N-substituted poly(3,4-propylenedioxypyrrole)s: High gap and low redox potential switching electroactive and electrochromic polymers


Sonmez G., Schwendeman I., Schottland P., Zong K., Reynolds J.

MACROMOLECULES, cilt.36, ss.639-647, 2003 (SCI İndekslerine Giren Dergi) identifier identifier

  • Cilt numarası: 36 Konu: 3
  • Basım Tarihi: 2003
  • Doi Numarası: 10.1021/ma021108x
  • Dergi Adı: MACROMOLECULES
  • Sayfa Sayıları: ss.639-647

Özet

A series of electrochromic N-substituted poly(3,4-propylenedioxypyrrole)s (PProDOPs) are reported, which exhibit the combined properties of a high (> 3. eV) electronic band gap, colored oxidatively doped forms, and easily accessible, low redox potentials.
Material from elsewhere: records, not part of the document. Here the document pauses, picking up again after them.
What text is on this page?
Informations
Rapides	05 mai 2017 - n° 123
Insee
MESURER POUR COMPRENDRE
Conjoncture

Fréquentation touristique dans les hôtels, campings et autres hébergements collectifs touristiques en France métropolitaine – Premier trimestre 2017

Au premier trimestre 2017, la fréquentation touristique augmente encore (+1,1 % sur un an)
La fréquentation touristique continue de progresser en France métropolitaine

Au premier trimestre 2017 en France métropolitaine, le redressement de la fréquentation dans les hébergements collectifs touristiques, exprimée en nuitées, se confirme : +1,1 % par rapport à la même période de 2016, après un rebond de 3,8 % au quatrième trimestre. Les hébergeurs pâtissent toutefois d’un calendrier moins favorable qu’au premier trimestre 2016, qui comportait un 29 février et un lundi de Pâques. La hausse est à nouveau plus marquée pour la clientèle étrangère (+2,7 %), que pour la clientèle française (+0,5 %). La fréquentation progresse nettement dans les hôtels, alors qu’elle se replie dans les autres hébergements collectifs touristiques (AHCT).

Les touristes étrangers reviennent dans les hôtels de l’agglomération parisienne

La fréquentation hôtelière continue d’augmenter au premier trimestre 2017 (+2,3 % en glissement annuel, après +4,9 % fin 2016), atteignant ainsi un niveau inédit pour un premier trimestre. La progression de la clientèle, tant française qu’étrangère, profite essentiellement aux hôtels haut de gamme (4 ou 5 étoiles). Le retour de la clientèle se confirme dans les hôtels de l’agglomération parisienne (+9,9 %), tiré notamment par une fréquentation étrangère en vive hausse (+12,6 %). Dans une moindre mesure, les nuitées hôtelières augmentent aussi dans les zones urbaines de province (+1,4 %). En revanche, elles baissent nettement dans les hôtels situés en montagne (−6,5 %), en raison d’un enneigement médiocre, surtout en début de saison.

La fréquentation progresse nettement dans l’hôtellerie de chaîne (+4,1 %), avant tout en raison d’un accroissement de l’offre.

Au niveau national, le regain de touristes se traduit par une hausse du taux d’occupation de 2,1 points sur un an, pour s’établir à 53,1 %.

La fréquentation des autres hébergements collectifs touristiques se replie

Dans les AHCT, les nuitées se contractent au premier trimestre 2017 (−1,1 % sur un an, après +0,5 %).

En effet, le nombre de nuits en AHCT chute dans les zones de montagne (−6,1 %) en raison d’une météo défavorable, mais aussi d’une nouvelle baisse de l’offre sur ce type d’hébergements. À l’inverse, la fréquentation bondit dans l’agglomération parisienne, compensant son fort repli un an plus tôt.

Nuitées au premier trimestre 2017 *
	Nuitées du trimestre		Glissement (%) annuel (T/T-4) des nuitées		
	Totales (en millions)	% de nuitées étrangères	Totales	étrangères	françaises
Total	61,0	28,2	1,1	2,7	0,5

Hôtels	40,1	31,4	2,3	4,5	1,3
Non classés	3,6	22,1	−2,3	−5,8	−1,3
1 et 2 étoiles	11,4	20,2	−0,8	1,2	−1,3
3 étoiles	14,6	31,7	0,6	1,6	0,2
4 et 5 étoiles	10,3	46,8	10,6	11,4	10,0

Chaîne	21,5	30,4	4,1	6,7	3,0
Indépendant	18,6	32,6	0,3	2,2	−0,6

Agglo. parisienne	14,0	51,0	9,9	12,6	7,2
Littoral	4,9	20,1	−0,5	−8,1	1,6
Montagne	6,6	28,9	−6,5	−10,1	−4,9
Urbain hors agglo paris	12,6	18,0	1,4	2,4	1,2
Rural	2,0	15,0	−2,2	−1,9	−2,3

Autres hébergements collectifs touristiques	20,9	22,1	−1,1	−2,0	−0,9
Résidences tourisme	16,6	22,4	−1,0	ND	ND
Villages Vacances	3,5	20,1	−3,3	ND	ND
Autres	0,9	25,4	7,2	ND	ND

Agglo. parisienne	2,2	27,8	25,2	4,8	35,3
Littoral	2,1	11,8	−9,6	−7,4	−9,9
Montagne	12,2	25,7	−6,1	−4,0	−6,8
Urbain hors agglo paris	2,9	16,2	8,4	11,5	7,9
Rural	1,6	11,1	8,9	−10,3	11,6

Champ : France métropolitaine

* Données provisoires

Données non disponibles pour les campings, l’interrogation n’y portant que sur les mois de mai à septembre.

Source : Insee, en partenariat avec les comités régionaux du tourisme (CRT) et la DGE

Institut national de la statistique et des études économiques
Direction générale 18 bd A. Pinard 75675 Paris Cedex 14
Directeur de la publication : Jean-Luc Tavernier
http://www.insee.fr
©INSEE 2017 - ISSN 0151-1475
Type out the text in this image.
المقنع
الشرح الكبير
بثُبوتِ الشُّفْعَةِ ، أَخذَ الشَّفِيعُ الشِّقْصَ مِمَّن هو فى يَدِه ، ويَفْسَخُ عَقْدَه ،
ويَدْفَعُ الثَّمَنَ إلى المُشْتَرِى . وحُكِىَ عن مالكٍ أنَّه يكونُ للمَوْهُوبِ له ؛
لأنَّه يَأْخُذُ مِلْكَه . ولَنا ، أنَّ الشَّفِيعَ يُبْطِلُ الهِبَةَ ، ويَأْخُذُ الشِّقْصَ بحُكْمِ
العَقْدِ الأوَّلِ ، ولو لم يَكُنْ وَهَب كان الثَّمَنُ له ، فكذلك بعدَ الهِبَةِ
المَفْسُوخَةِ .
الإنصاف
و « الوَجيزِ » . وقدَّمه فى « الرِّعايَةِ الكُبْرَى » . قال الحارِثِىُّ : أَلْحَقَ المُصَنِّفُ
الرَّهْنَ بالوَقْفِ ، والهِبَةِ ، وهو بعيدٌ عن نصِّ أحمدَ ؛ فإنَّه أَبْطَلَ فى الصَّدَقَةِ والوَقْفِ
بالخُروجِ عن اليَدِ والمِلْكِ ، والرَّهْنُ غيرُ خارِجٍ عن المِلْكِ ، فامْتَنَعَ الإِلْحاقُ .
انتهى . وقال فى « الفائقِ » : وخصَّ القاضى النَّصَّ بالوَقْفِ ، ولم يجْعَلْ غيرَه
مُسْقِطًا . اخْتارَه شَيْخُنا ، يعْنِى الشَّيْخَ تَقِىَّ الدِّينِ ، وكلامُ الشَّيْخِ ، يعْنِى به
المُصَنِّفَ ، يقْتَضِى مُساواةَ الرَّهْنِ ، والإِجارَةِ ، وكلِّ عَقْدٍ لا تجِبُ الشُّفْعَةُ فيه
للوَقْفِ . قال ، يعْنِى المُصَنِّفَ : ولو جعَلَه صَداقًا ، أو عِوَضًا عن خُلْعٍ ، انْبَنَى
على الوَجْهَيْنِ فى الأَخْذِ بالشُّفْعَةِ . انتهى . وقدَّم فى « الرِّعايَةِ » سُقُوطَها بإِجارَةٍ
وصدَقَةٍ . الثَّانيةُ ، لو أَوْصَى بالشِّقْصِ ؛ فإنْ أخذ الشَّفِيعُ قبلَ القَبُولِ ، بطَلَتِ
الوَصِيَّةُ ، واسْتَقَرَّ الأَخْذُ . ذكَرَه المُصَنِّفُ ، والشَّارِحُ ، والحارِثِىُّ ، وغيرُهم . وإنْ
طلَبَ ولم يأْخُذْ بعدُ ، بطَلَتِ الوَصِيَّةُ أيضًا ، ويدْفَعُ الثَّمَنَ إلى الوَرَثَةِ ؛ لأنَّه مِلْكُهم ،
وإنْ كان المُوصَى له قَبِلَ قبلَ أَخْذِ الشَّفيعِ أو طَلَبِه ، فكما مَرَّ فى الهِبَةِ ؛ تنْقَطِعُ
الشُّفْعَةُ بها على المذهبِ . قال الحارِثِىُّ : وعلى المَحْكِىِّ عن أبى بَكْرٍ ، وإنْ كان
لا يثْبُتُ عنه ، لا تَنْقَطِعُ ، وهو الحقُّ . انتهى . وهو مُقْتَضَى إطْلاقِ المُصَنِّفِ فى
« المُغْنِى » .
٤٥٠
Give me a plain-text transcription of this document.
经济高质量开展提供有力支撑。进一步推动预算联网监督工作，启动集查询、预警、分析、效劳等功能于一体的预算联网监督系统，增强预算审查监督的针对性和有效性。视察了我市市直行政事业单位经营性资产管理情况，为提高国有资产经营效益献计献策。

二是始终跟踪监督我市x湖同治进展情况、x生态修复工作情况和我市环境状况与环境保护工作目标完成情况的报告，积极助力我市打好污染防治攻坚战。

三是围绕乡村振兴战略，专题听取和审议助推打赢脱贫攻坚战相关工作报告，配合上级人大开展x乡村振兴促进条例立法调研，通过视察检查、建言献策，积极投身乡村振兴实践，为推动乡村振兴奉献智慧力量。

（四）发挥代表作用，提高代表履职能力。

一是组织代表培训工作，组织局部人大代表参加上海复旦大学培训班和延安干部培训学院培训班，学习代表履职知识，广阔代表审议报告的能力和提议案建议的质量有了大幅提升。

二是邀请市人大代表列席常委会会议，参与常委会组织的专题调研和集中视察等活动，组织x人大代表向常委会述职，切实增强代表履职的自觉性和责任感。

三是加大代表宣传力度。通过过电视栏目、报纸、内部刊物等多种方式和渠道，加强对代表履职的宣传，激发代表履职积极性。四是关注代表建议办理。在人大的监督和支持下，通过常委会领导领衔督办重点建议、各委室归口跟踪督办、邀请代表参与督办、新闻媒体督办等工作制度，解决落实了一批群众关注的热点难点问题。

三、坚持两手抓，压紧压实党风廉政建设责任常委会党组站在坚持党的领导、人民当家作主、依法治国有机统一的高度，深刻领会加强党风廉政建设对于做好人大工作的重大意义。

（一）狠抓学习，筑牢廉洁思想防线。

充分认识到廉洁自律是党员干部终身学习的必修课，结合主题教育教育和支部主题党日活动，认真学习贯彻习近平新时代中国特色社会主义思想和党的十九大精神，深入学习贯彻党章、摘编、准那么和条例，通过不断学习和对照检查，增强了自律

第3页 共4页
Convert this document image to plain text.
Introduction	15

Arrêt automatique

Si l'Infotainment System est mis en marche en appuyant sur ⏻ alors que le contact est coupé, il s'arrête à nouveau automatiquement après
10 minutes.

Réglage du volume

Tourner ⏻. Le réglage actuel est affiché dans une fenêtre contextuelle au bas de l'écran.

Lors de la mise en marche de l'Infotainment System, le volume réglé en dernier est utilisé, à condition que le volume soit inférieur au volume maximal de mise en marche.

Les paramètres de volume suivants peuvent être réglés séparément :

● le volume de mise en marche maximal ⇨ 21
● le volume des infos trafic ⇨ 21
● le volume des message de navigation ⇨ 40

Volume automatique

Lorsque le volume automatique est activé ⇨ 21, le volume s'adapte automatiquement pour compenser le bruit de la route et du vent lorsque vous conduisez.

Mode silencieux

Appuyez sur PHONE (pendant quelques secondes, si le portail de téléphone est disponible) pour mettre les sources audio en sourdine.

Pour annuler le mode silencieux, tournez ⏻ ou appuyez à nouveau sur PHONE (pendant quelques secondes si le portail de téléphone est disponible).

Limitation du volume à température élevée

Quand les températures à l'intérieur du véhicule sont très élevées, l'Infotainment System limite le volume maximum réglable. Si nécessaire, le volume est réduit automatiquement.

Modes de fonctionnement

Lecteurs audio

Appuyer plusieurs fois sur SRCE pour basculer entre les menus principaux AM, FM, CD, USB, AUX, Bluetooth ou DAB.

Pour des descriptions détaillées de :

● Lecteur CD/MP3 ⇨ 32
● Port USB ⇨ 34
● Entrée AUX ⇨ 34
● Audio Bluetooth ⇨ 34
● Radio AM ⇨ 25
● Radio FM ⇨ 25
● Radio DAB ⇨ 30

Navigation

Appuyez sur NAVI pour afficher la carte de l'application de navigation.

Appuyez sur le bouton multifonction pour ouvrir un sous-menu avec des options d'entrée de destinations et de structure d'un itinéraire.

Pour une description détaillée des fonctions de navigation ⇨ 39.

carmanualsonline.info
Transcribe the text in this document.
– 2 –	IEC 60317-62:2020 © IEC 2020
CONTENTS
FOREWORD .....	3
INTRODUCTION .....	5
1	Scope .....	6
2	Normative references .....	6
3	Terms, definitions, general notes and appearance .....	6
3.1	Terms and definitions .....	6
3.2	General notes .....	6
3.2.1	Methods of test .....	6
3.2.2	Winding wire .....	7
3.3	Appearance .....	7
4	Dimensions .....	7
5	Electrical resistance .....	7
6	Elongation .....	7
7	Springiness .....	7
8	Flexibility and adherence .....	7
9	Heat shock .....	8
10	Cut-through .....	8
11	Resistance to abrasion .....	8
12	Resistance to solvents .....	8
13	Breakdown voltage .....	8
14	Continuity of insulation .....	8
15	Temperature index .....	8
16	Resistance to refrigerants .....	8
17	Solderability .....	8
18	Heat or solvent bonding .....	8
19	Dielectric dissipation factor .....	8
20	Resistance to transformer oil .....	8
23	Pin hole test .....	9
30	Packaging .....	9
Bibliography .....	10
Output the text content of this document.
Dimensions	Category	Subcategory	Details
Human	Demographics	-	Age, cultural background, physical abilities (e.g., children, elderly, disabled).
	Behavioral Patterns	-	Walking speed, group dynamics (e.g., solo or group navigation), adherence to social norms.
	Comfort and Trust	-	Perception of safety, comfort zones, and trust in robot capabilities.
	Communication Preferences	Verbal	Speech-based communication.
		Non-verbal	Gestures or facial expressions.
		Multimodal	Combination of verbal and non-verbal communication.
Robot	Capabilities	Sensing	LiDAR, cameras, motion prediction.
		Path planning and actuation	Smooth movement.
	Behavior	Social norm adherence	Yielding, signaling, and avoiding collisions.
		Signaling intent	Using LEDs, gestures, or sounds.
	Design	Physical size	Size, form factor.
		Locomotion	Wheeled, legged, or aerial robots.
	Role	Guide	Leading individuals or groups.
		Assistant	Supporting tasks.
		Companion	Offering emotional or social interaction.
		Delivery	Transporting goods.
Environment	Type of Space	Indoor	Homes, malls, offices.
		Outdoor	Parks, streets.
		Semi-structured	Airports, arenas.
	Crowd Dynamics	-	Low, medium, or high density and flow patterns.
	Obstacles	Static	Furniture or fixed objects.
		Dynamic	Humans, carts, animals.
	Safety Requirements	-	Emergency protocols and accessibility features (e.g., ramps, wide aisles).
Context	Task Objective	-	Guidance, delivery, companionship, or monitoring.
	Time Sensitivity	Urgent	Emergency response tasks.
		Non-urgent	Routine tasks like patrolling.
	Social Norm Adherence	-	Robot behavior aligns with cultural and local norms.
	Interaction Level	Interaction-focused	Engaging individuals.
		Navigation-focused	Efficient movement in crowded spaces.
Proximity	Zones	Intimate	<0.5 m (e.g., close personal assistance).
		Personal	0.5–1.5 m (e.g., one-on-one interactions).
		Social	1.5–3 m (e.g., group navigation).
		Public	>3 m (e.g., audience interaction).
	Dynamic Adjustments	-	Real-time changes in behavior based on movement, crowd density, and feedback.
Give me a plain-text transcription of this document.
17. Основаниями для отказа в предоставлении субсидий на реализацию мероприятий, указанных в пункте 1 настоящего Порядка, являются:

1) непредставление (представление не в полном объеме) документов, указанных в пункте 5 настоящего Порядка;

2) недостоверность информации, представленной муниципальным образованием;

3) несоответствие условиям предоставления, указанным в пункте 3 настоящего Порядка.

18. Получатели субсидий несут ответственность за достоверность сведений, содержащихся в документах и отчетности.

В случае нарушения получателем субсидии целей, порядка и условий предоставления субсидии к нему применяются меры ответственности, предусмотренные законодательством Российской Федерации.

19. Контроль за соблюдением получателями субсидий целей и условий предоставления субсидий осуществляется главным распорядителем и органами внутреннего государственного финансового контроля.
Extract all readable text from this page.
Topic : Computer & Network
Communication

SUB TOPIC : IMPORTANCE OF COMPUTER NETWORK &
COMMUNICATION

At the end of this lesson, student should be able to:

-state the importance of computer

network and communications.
Utilizing methyl (Me), propyl (Pr), octyl (Oct), propanesulfonated (PrS), and ethoxyethoxyethanol (Gly) pendants, the absorbance of the pi-pi* transition of the resulting polymers is blue-shifted when compared to the nonderivatized parent. For example, in the case of poly(N-ethoxyethoxyethanol ProDOP) (N-Gly PProDOP), this transition displays a maximum at 306 nm (onset at 365 nm), providing a colorless and highly transparent neutral polymer with a luminous transmittance greater than 99% for a film thickness of about 200 nm. N-Substituted PProDOPs display very well-defined cyclic voltammograms, with E-1/2 < -0.1 V vs Fc/Fc(+) (+0.2 V vs SCE), negative of the oxidation of water, as desired for materials having stable doped forms and long-lived redox switching properties. In addition, the presence of a sulfonate group at the end of the propyl chain in N-PrS PProDOP offers the possibility of self-doping along with water solubility of the polymer. As a result, N-PrS PProDOP exhibits a fast and regular growth even in the absence of supporting electrolyte. This new family of polymers has not only shown interesting electrochromic properties in the visible. Upon doping, a very strong absorption is observed in the near-infrared (NIR) with changes in transmittance up to 97%, extending the use of these polymers as the active layer in vis-NIR switchable devices.